Q: Senator Coons, if I’m reading between the lines here, you’re concerned that this may be your one shot for a few weeks if not a month to pass some legislation. It sounds like you think this thing should be even bigger and broader because we don't know if the Senate is going to have a quorum?

Sen Coons: Well, that is a concern, frankly, because you've got two members of the House who have tested positive and you have two dozen members of the House who are in quarantine. That hasn't happened to members of the Senate yet, but frankly, we should be practicing social distancing. And that makes it hard for you to bring together from all over the country 435 members of the House. And so once we go into recess, we need to figure out how we're going to do a fourth and a fifth round. Let me get back to your core point. Yes, we need to get resources out to people promptly. But the bill we just passed and the President signed provided for two weeks of paid sick leave, and another ten weeks of family medical leave, but what was put out on the table by Majority Leader McConnell yesterday would weaken that, would reduce the benefit, would cut into that. And I don't think sending one check of $1,000 replaces strengthening unemployment insurance and strengthening paid sick leave. We've got to get our values right and we've got to fight for families and workers in this bill.

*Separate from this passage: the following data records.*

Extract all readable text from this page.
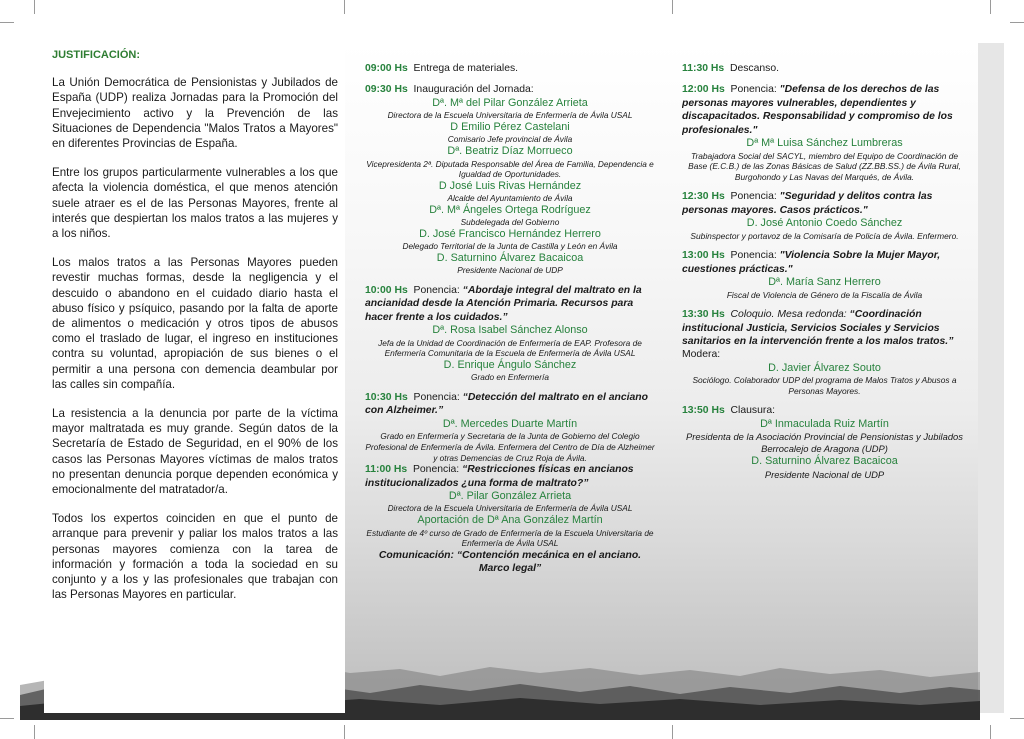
JUSTIFICACIÓN:

La Unión Democrática de Pensionistas y Jubilados de España (UDP) realiza Jornadas para la Promoción del Envejecimiento activo y la Prevención de las Situaciones de Dependencia "Malos Tratos a Mayores" en diferentes Provincias de España.

Entre los grupos particularmente vulnerables a los que afecta la violencia doméstica, el que menos atención suele atraer es el de las Personas Mayores, frente al interés que despiertan los malos tratos a las mujeres y a los niños.

Los malos tratos a las Personas Mayores pueden revestir muchas formas, desde la negligencia y el descuido o abandono en el cuidado diario hasta el abuso físico y psíquico, pasando por la falta de aporte de alimentos o medicación y otros tipos de abusos como el traslado de lugar, el ingreso en instituciones contra su voluntad, apropiación de sus bienes o el permitir a una persona con demencia deambular por las calles sin compañía.

La resistencia a la denuncia por parte de la víctima mayor maltratada es muy grande. Según datos de la Secretaría de Estado de Seguridad, en el 90% de los casos las Personas Mayores víctimas de malos tratos no presentan denuncia porque dependen económica y emocionalmente del matratador/a.

Todos los expertos coinciden en que el punto de arranque para prevenir y paliar los malos tratos a las personas mayores comienza con la tarea de información y formación a toda la sociedad en su conjunto y a los y las profesionales que trabajan con las Personas Mayores en particular.

09:00 Hs Entrega de materiales.
09:30 Hs Inauguración del Jornada:
Dª. Mª del Pilar González Arrieta
Directora de la Escuela Universitaria de Enfermería de Ávila USAL
D Emilio Pérez Castelani
Comisario Jefe provincial de Ávila
Dª. Beatriz Díaz Morrueco
Vicepresidenta 2ª. Diputada Responsable del Área de Familia, Dependencia e Igualdad de Oportunidades.
D José Luis Rivas Hernández
Alcalde del Ayuntamiento de Ávila
Dª. Mª Ángeles Ortega Rodríguez
Subdelegada del Gobierno
D. José Francisco Hernández Herrero
Delegado Territorial de la Junta de Castilla y León en Ávila
D. Saturnino Álvarez Bacaicoa
Presidente Nacional de UDP
10:00 Hs Ponencia: “Abordaje integral del maltrato en la ancianidad desde la Atención Primaria. Recursos para hacer frente a los cuidados.”
Dª. Rosa Isabel Sánchez Alonso
Jefa de la Unidad de Coordinación de Enfermería de EAP. Profesora de Enfermería Comunitaria de la Escuela de Enfermería de Ávila USAL
D. Enrique Ángulo Sánchez
Grado en Enfermería
10:30 Hs Ponencia: “Detección del maltrato en el anciano con Alzheimer.”
Dª. Mercedes Duarte Martín
Grado en Enfermería y Secretaria de la Junta de Gobierno del Colegio Profesional de Enfermería de Ávila. Enfermera del Centro de Día de Alzheimer y otras Demencias de Cruz Roja de Ávila.
11:00 Hs Ponencia: “Restricciones físicas en ancianos institucionalizados ¿una forma de maltrato?”
Dª. Pilar González Arrieta
Directora de la Escuela Universitaria de Enfermería de Ávila USAL
Aportación de Dª Ana González Martín
Estudiante de 4º curso de Grado de Enfermería de la Escuela Universitaria de Enfermería de Ávila USAL
Comunicación: “Contención mecánica en el anciano. Marco legal”
11:30 Hs Descanso.
12:00 Hs Ponencia: "Defensa de los derechos de las personas mayores vulnerables, dependientes y discapacitados. Responsabilidad y compromiso de los profesionales."
Dª Mª Luisa Sánchez Lumbreras
Trabajadora Social del SACYL, miembro del Equipo de Coordinación de Base (E.C.B.) de las Zonas Básicas de Salud (ZZ.BB.SS.) de Ávila Rural, Burgohondo y Las Navas del Marqués, de Ávila.
12:30 Hs Ponencia: "Seguridad y delitos contra las personas mayores. Casos prácticos."
D. José Antonio Coedo Sánchez
Subinspector y portavoz de la Comisaría de Policía de Ávila. Enfermero.
13:00 Hs Ponencia: "Violencia Sobre la Mujer Mayor, cuestiones prácticas."
Dª. María Sanz Herrero
Fiscal de Violencia de Género de la Fiscalía de Ávila
13:30 Hs Coloquio. Mesa redonda: “Coordinación institucional Justicia, Servicios Sociales y Servicios sanitarios en la intervención frente a los malos tratos.”
Modera:
D. Javier Álvarez Souto
Sociólogo. Colaborador UDP del programa de Malos Tratos y Abusos a Personas Mayores.
13:50 Hs Clausura:
Dª Inmaculada Ruiz Martín
Presidenta de la Asociación Provincial de Pensionistas y Jubilados Berrocalejo de Aragona (UDP)
D. Saturnino Álvarez Bacaicoa
Presidente Nacional de UDP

Q: Are we going to assume you -- that this will end up probably -- Americans will see multiple checks, maybe one check a month for six months, some people at some point, because of this? Is that what you want Democrats to fight for? 

Sen. Coons: When it comes to the direct support for families, I do think if folks know that they can count on not just one check but a series, if this continues for months, I think that would provide a floor under the anxiety that I'm hearing from lots of folks who are either about to be out of work or already out of work. Strengthen unemployment insurance, strengthen public health, strengthen paid sick leave and provide some repeat support to individuals and families, yes.